Mailing List Archives
Authenticated access
|
|
|
[Date Prev][Date Next][Thread Prev][Thread Next][Date Index][Thread Index]
Re: [HTCondor-users] Hibernate and dynamic slots
- Date: Fri, 16 Dec 2022 23:26:48 +0100
- From: Charles Goyard <cgoyard@xxxxxxx>
- Subject: Re: [HTCondor-users] Hibernate and dynamic slots
Todd,
you totally nailed it. Thank you very much, it works just like you said.
Thanks for the extra information about the -direct parameter, that totally makes sense.
Also, I always have been a bit blurry about why sometimes there was
"$(Something)" and sometimes only "Something". Everything makes sense now, and I
finally understand an old problem I had with a variable that did not refresh as expected.
Thanks again for your time and excellent guidance, this is very much appreciated.
--
Charles
(For reference, following is the consolidated setup from the conversation, that works with dynamic slots + hibernation.)
The hibernation setup:
======================
WOL_SUPPORTED = TRUE
TimeToWait = 3600
HibernateState = "S5"
SecondsMachineIdle = 0
ShouldHibernate = (SecondsMachineIdle > $(TimeToWait)) \
&& ($(WOL_SUPPORTED))
HIBERNATE = ifThenElse ( $(ShouldHibernate), $(HibernateState), "NONE" )

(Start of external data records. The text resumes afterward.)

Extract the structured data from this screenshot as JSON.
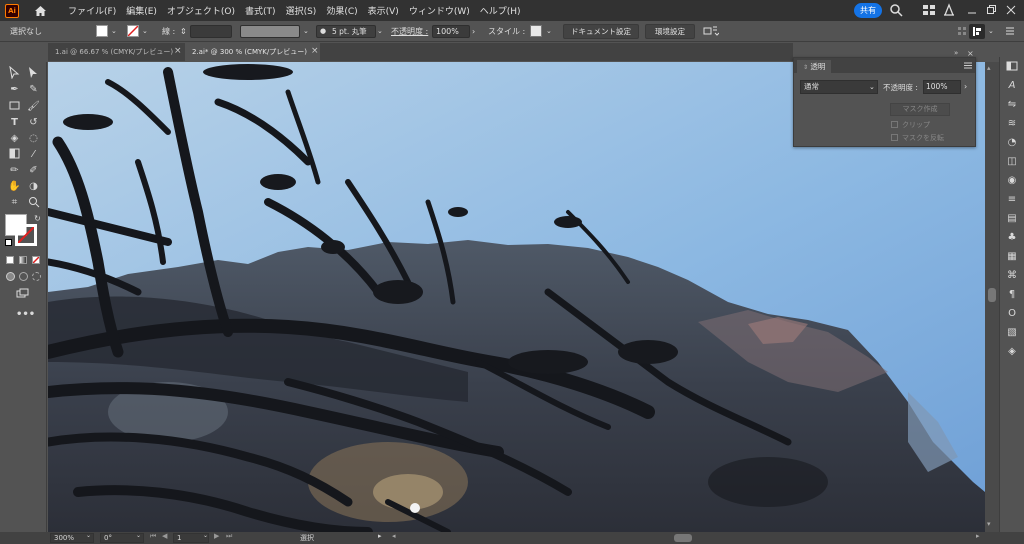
{
  "app": {
    "logo": "Ai",
    "icon_home": "home-icon"
  },
  "menu": [
    "ファイル(F)",
    "編集(E)",
    "オブジェクト(O)",
    "書式(T)",
    "選択(S)",
    "効果(C)",
    "表示(V)",
    "ウィンドウ(W)",
    "ヘルプ(H)"
  ],
  "share_label": "共有",
  "control": {
    "selection": "選択なし",
    "stroke_label": "線 :",
    "brush_value": "5 pt. 丸筆",
    "opacity_label": "不透明度 :",
    "opacity_value": "100%",
    "style_label": "スタイル :",
    "doc_settings": "ドキュメント設定",
    "prefs": "環境設定"
  },
  "tabs": [
    {
      "label": "1.ai @ 66.67 % (CMYK/プレビュー)"
    },
    {
      "label": "2.ai* @ 300 % (CMYK/プレビュー)"
    }
  ],
  "panel": {
    "close": "×",
    "tab": "透明",
    "blend_mode": "通常",
    "opacity_label": "不透明度 :",
    "opacity_value": "100%",
    "mask_button": "マスク作成",
    "clip_label": "クリップ",
    "invert_label": "マスクを反転"
  },
  "status": {
    "zoom": "300%",
    "rotation": "0°",
    "artboard": "1",
    "tool": "選択"
  },
  "colors": {
    "accent": "#1473e6",
    "menubar": "#323232",
    "workspace": "#535353",
    "sky": "#8fbbe0"
  }
}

HIBERNATE_CHECK_INTERVAL = 60
# Hack to detect activity from the number of active slots.
# It increments SecondsMachineIdle as long as the number of slots is 1.
use feature:StartdCronContinuous(SecondsMachineIdleUpdater,/usr/local/htcondor/update_secondsmachineidle.sh)

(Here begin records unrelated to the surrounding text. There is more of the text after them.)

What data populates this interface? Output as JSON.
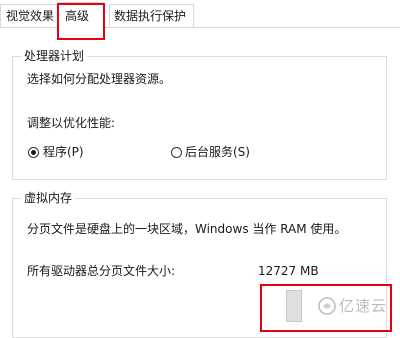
{
  "tabs": [
    {
      "label": "视觉效果"
    },
    {
      "label": "高级"
    },
    {
      "label": "数据执行保护"
    }
  ],
  "processor_scheduling": {
    "title": "处理器计划",
    "description": "选择如何分配处理器资源。",
    "adjust_label": "调整以优化性能:",
    "options": [
      {
        "label": "程序(P)",
        "selected": true
      },
      {
        "label": "后台服务(S)",
        "selected": false
      }
    ]
  },
  "virtual_memory": {
    "title": "虚拟内存",
    "description": "分页文件是硬盘上的一块区域，Windows 当作 RAM 使用。",
    "total_label": "所有驱动器总分页文件大小:",
    "total_value": "12727 MB"
  },
  "watermark": {
    "text": "亿速云",
    "icon": "cloud-logo-icon"
  },
  "colors": {
    "highlight": "#e60012",
    "border": "#dcdcdc",
    "text": "#1a1a1a"
  }
}
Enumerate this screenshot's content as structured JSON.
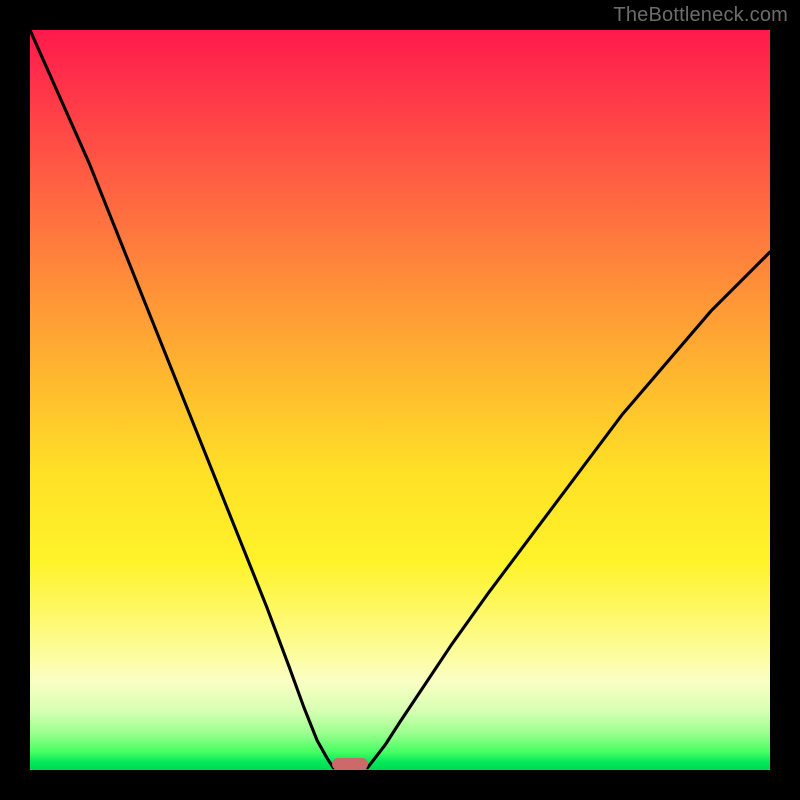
{
  "watermark": "TheBottleneck.com",
  "chart_data": {
    "type": "line",
    "title": "",
    "xlabel": "",
    "ylabel": "",
    "xlim": [
      0,
      100
    ],
    "ylim": [
      0,
      100
    ],
    "grid": false,
    "legend": false,
    "background_gradient": {
      "type": "vertical",
      "stops": [
        {
          "pos": 0.0,
          "color": "#ff1a4b"
        },
        {
          "pos": 0.18,
          "color": "#ff5744"
        },
        {
          "pos": 0.33,
          "color": "#ff8a3a"
        },
        {
          "pos": 0.47,
          "color": "#ffb82e"
        },
        {
          "pos": 0.6,
          "color": "#ffe126"
        },
        {
          "pos": 0.72,
          "color": "#fff32a"
        },
        {
          "pos": 0.82,
          "color": "#fdfb86"
        },
        {
          "pos": 0.92,
          "color": "#d7ffb3"
        },
        {
          "pos": 0.97,
          "color": "#4aff64"
        },
        {
          "pos": 1.0,
          "color": "#00d853"
        }
      ]
    },
    "series": [
      {
        "name": "left-branch",
        "x": [
          0,
          4,
          8,
          12,
          16,
          20,
          24,
          28,
          32,
          35,
          37,
          38.8,
          40.2,
          41.0
        ],
        "y": [
          100,
          91,
          82,
          72,
          62,
          52,
          42,
          32,
          22,
          14,
          8.5,
          4.0,
          1.5,
          0.3
        ]
      },
      {
        "name": "right-branch",
        "x": [
          45.6,
          46.3,
          48,
          50,
          53,
          57,
          62,
          68,
          74,
          80,
          86,
          92,
          98,
          100
        ],
        "y": [
          0.3,
          1.2,
          3.4,
          6.5,
          11,
          17,
          24,
          32,
          40,
          48,
          55,
          62,
          68,
          70
        ]
      }
    ],
    "marker": {
      "x": 43.2,
      "y": 0,
      "color": "#cc6a6b",
      "shape": "pill"
    },
    "plot_frame": {
      "border_color": "#000000",
      "border_px": 30
    }
  }
}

The dynamic partitioning setup:
===============================
use feature:PartitionableSlot
# These sets a mimimum value for the slots
MODIFY_REQUEST_EXPR_REQUESTCPUS = quantize(RequestCpus, {1})

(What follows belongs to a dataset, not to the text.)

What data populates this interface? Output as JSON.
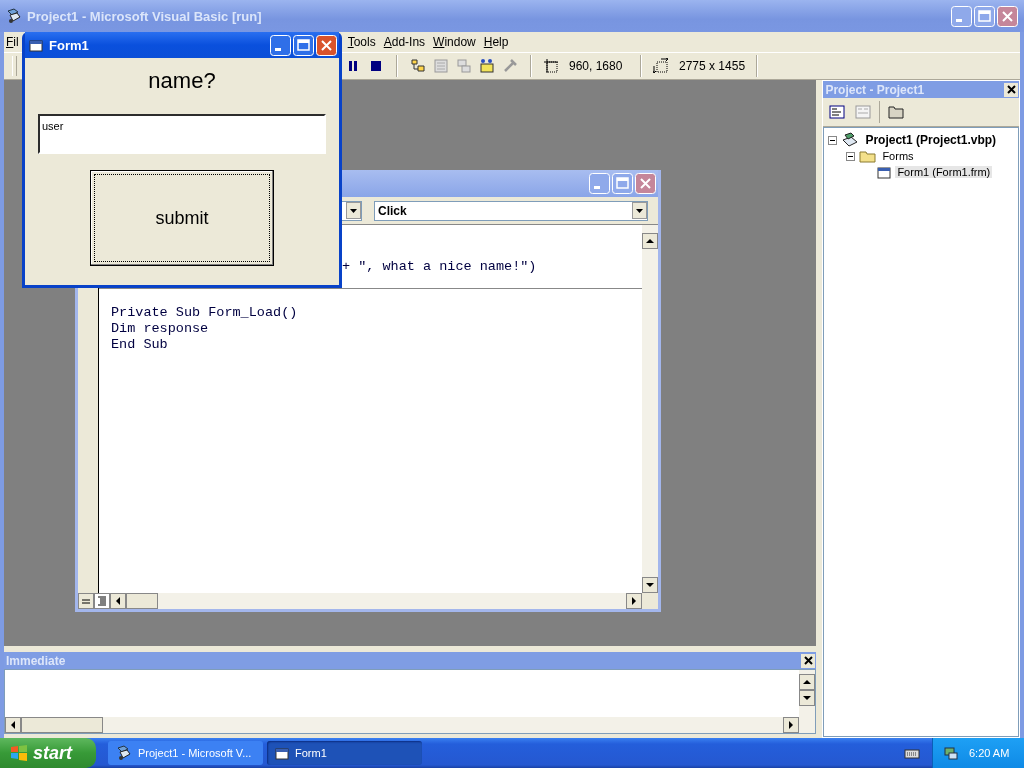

MODIFY_REQUEST_EXPR_REQUESTMEMORY = quantize(RequestMemory, {4096})
MODIFY_REQUEST_EXPR_REQUESTDISK = quantize(RequestDisk, {1024})
The update_secondsmachineidle.sh script:
========================================
#!/bin/bash
#
# This updates the SecondsMachineIdle, which represents the time a machine has
# been seen as having only one slot. The idea is that is a machine has only one
# slot for a long time, it means it is unused and can be powered off.
#
# See https://www-auth.cs.wisc.edu/lists/htcondor-users/2022-December/msg00048.shtml
sleeptime=20
secondsidle=0
read -r addr<`condor_config_val startd_address_file`
while true; do
sleep $sleeptime
secondsidle=`condor_status -limit 1 -direct "$addr" -af "TotalSlots==1 ? $sleeptime + $secondsidle : 0"`
echo -e "SlotID=1\nSecondsMachineIdle=${secondsidle}\n-s1\n"
done
Sample output of StartLog (I lowered the idle time threshold), just for fun:
============================================================================
Classad debug: [0.00095ms] 320 --> 320
Classad debug: [0.06819ms] SecondsMachineIdle --> 320
Classad debug: [0.11706ms] (SecondsMachineIdle > 300) && (true) --> TRUE
allHibernating: resource #1: 'S5' (0x10)
ResMgr: This machine is about to enter hibernation
In ResMgr::disableResources ()
Publishing ClassAd 'kflops' to slot1 [InSlotList matches]
Publishing ClassAd 'mips' to slot1 [InSlotList matches]
Publishing ClassAd 'SecondsMachineIdleUpdater.s1' to slot1 [SlotID matches]
All resources disabled: yes.
All resources disabled: yes.
Hibernator: Entering sleep state 'S5'.
Connection to render0415 closed by remote host.